Angkatan udara juga kemungkinan akan mengerahkan kendaraan udara tak berawak (UAV) ke pulau itu untuk memperluas kemampuan pengintaiannya di ladang gas Natuna Timur dan di jalur pelayaran sibuk yang melintasi pendekatan utara ke Laut Jawa.
Sumber-sumber diplomatik mengatakan Indonesia kini mempertimbangkan kembali keputusannya untuk membeli empat UAV Wing Loong 1 dari Aviation Industry Corporation of China untuk skuadron UAV-nya di Pontianak, Kalimantan Barat, 460 kilometer tenggara Natuna Besar.
Alih-alih, ia sekarang melihat drone Anka Aerospace Industries (TAI) Turki, yang dapat tetap di udara hingga 24 jam dan telah membuktikan diri dalam misi pengawasan dan pengintaian bersenjata atas Suriah.
Skuadron UAV Kalimantan diaktifkan pada 2007 setelah pembelian kontroversial empat drone AeroStar buatan Israel yang dilengkapi dengan sensor elektro-optik dan inframerah untuk misi pengawasan dalam jarak 250 kilometer.
Indonesia mengakuisisi sistem AeroStar melalui perusahaan dagang Filipina, meskipun ada kritik dari politisi dan kelompok Islam tentang berurusan dengan negara yang tidak memiliki hubungan diplomatik dengan Jakarta.
AeroStar adalah versi UAV yang lebih canggih, yang dioperasikan secara diam-diam oleh teknisi Israel, yang disewa oleh calon presiden saat ini dan mantan komandan Kopassus Prabowo Subianto untuk melacak sebelas ahli botani yang diculik oleh pemberontak Papua pada tahun 1996.
Angkatan Laut Indonesia telah mengambil alih sebagian besar patroli di Laut Natuna Utara sejak kerusuhan dengan China pada tahun 2016, tetapi sumber-sumber yang akrab dengan penumpukan militer mengatakan akan membutuhkan beberapa tahun bagi Natuna Besar untuk berevolusi menjadi sebuah kapal yang lengkap. mendasarkan.
Itu berarti menimbun bahan bakar di pulau itu untuk meningkatkan jangkauan dan efektivitas operasi angkatan laut, di samping dua kapal tanker minyak yang baru-baru ini ditambahkan ke armada untuk meningkatkan pengisian bahan bakar di tengah laut.
Dengan semua perhatian mengarah pada Natuna Besar, analis mengatakan perencana pertahanan masih memiliki beberapa cara untuk pergi untuk mengumpulkan potongan-potongan dan datang dengan strategi maritim yang komprehensif dan kohesif.
“Mereka masih belum memiliki doktrin kesadaran domain maritim,” kata seorang pakar asing. “Mereka mengerti apa yang harus mereka lakukan, tetapi mereka perlu memutuskan siapa yang memimpin.
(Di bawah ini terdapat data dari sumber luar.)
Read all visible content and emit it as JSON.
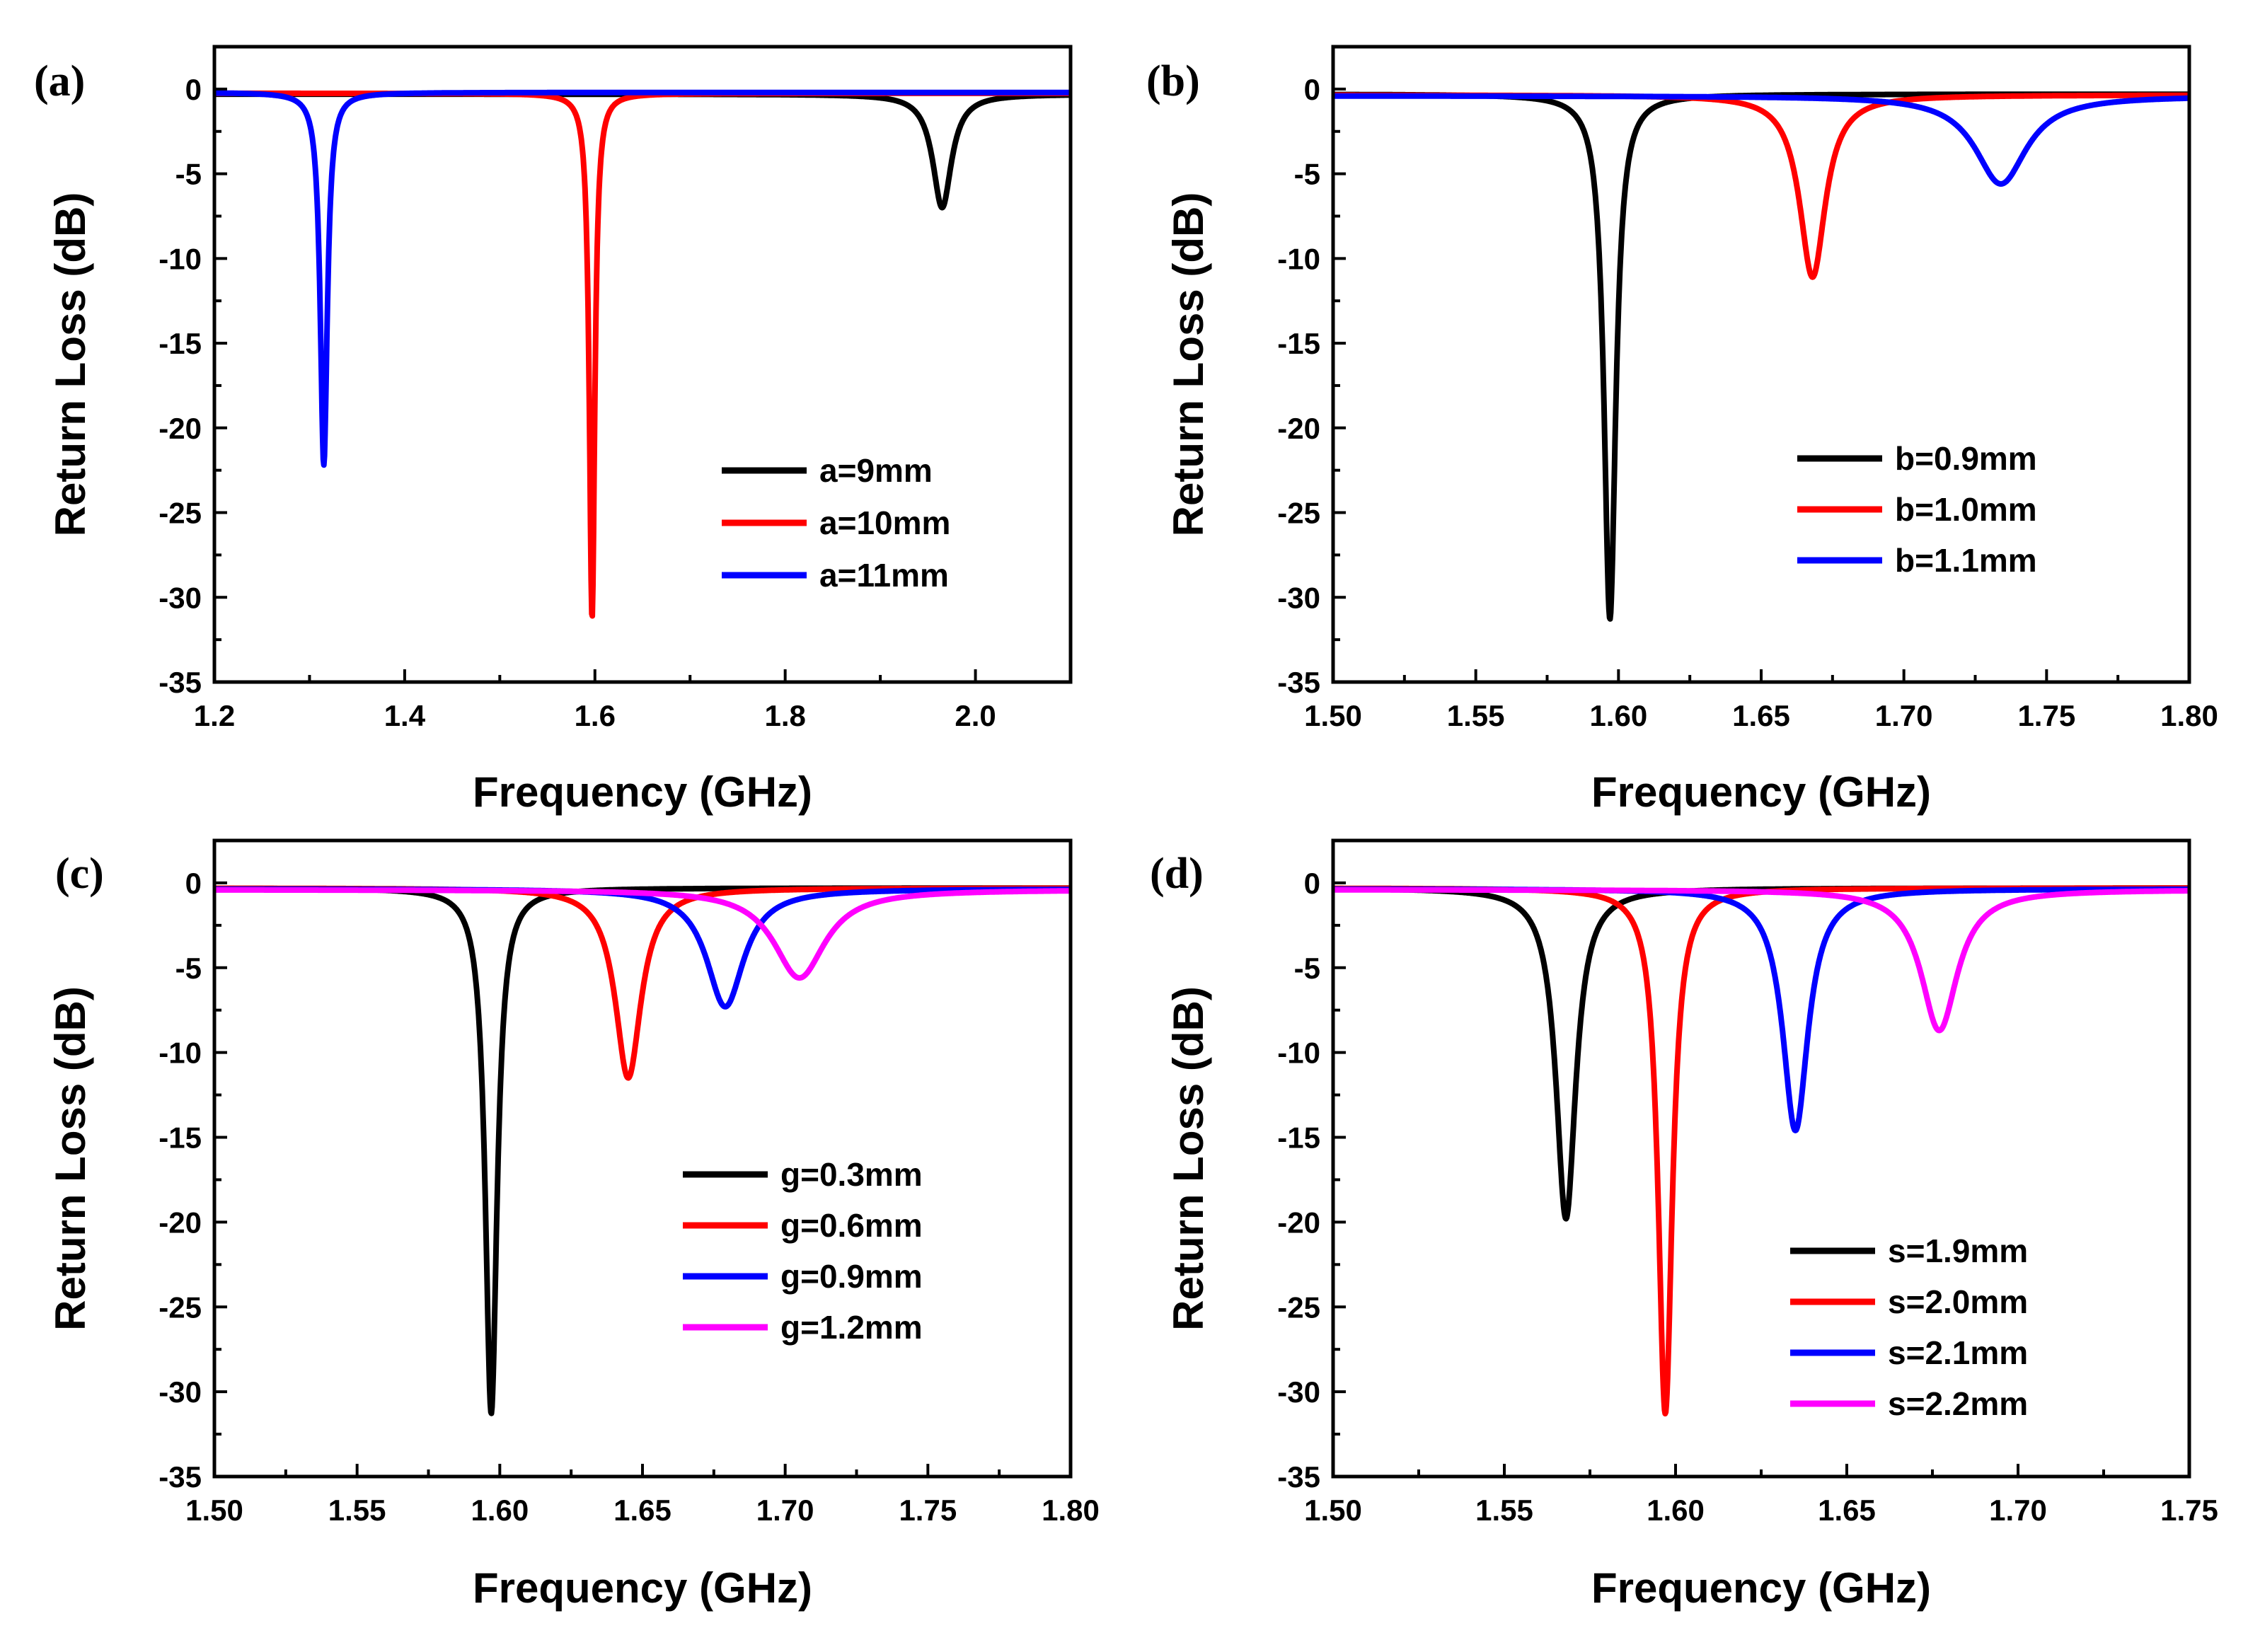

Sistemisasi dan kodifikasi berbagi informasi adalah bisnis yang serius dan tidak ada ruang untuk persaingan antar-layanan.”
Tetapi pada satu masalah besar, yang juga terjadi pada jantung kebijakan luar negeri Widodo, ia memiliki sedikit keraguan: “Mereka benar-benar serius dalam mempertahankan dan melindungi kedaulatan mereka.”[*]
matamatapolitik.com
More Stories
Pembangunan PLBN Menjadi Pusat Pertumbuhan Ekonomi Baru
Tantangan Geopolitik Indonesia bagi Presiden Terpilih Prabowo Subianto
Daerah Perbatasan sebagai Beranda Rumah Bangsa, Cegah Ketimpangan dan Bangunkan Potensinya!